Aux environs de dix-sept heures trente, alors qu’il longeait le bassin de Thau, Karim repéra une cabine téléphonique et composa le numéro de Crozier. Il avançait maintenant hors normes. Obscurément, ce sentiment le branchait. Il larguait les amarres. Le commissaire hurla :

— J’espère que tu es en route, Karim. Nous avions dit dix-huit heures.

— Commissaire, je suis sur une piste.

— Quelle piste ?

— Laissez-moi avancer. Chaque pas confirme mon intuition. Avez-vous de nouveaux éléments concernant le cimetière ?

— Tu joues le coup en solitaire et tu voudrais que je...

— Répondez-moi. Avez-vous retrouvé la voiture ?

Crozier soupira.

— Nous avons identifié les propriétaires de sept Lada, deux Trabant et une Skoda dans les départements du Lot, Lot-et-Garonne, Dordogne, Aveyron et Vaucluse. Aucune d’entre elles n’est notre voiture.

— Vous avez déjà vérifié les emplois du temps des conducteurs ?

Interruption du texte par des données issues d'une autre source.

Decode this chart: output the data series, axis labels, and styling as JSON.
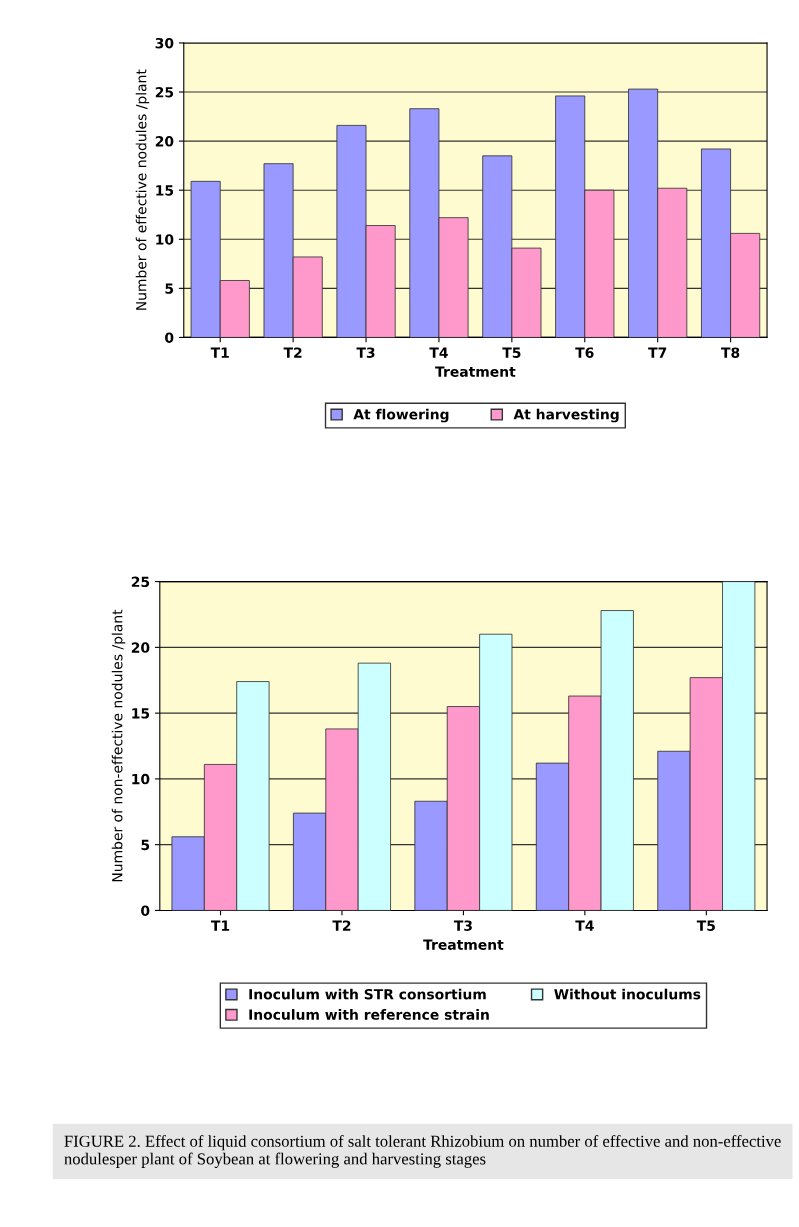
{
  "chart_data": [
    {
      "type": "bar",
      "xlabel": "Treatment",
      "ylabel": "Number of effective nodules /plant",
      "categories": [
        "T1",
        "T2",
        "T3",
        "T4",
        "T5",
        "T6",
        "T7",
        "T8"
      ],
      "series": [
        {
          "name": "At flowering",
          "color": "#9999ff",
          "values": [
            15.9,
            17.7,
            21.6,
            23.3,
            18.5,
            24.6,
            25.3,
            19.2
          ]
        },
        {
          "name": "At harvesting",
          "color": "#ff99cc",
          "values": [
            5.8,
            8.2,
            11.4,
            12.2,
            9.1,
            15.0,
            15.2,
            10.6
          ]
        }
      ],
      "ylim": [
        0,
        30
      ],
      "yticks": [
        0,
        5,
        10,
        15,
        20,
        25,
        30
      ],
      "grid": "y",
      "legend": "bottom"
    },
    {
      "type": "bar",
      "xlabel": "Treatment",
      "ylabel": "Number of non-effective nodules /plant",
      "categories": [
        "T1",
        "T2",
        "T3",
        "T4",
        "T5"
      ],
      "series": [
        {
          "name": "Inoculum with STR consortium",
          "color": "#9999ff",
          "values": [
            5.6,
            7.4,
            8.3,
            11.2,
            12.1
          ]
        },
        {
          "name": "Inoculum with reference strain",
          "color": "#ff99cc",
          "values": [
            11.1,
            13.8,
            15.5,
            16.3,
            17.7
          ]
        },
        {
          "name": "Without inoculums",
          "color": "#ccffff",
          "values": [
            17.4,
            18.8,
            21.0,
            22.8,
            25.0
          ]
        }
      ],
      "ylim": [
        0,
        25
      ],
      "yticks": [
        0,
        5,
        10,
        15,
        20,
        25
      ],
      "grid": "y",
      "legend": "bottom",
      "annotations": [
        "FIGURE 2. Effect of liquid consortium of salt tolerant Rhizobium on number of effective and non-effective nodulesper plant of Soybean at flowering and harvesting stages"
      ]
    }
  ]
}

— Non, mais nous avons trouvé des particules de pneus, près du cimetière. Il s’agit de pneus au carbone, de très mauvaise qualité. Le propriétaire de notre bagnole roule avec les gommes d’origine. Toutes les voitures que nous avons repérées roulent en Michelin ou Goodyear. C’est la première chose que les acheteurs changent sur ce type de véhicules. Nous cherchons encore. Dans d’autres départements.

— C’est tout ?

— C’est tout pour l’instant. A toi. Je t’écoute.

— J’avance à rebours.

— A rebours ?

— Moins je trouve, plus je suis certain que je suis sur la bonne voie. Les cambriolages de cette nuit dissimulent une affaire bien plus grave, commissaire.

— Quel genre ?

— Je ne sais pas. Quelque chose qui concerne un enfant. Son rapt ou son meurtre. Je ne sais pas. Je vous rappelle.

Sans laisser le temps au commissaire de poser une nouvelle question, Karim raccrocha.

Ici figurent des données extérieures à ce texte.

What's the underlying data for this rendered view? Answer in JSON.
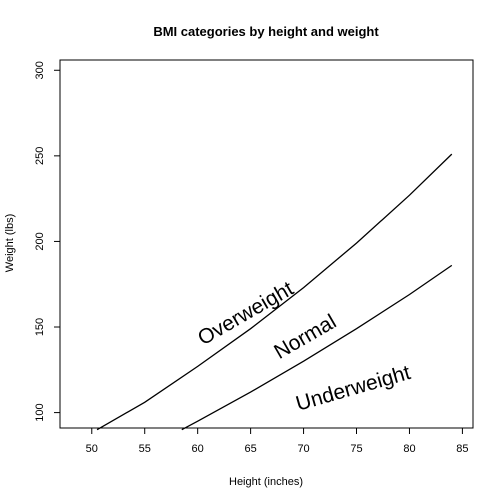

Aux abords de Sète, il traversa un petit village, en front de mer. Les eaux du golfe du Lion se mêlaient ici aux terres, en un immense marécage indistinct, bordé de roseaux. Le policier ralentit, longeant un port étrange, où aucun bateau n’était visible et où seuls de longs filets de pêche noirâtres se dressaient entre les maisons aux volets clos.

Tout était désert.

Une odeur lourde emplissait l’atmosphère, non pas une odeur maritime, mais plutôt celle d’un engrais, chargée d’acides et d’excréments.

Karim Abdouf approchait de sa destination. Des panneaux indiquaient la direction du couvent. Le soleil déclinant allumait des flaques salines, effilées comme des couteaux, à la surface des marécages. Au bout de cinq kilomètres, le flic repéra un nouveau panneau qui désignait un chemin de bitume, montant vers la droite. Il roula encore, emprunta d’autres lacets, d’autres virages, bordés de roseaux et de joncs échevelés.

Enfin, les bâtiments du cloître se dressèrent. Karim fut stupéfait. Entre les dunes sombres et les herbes folles, deux églises s’élevaient, monumentales. L’une d’elles arborait des tours finement ciselées, s’achevant en des dômes striés qui ressemblaient à de colossales pâtisseries. L’autre était rouge et massive, tissée de petites pierres, surplombée par une large tour au toit plat comme une roue. Deux véritables basiliques qui faisaient songer dans l’air marin à des épaves oubliées. Le Beur ne pouvait s’expliquer leur présence dans un lieu aussi désert, aussi désespéré.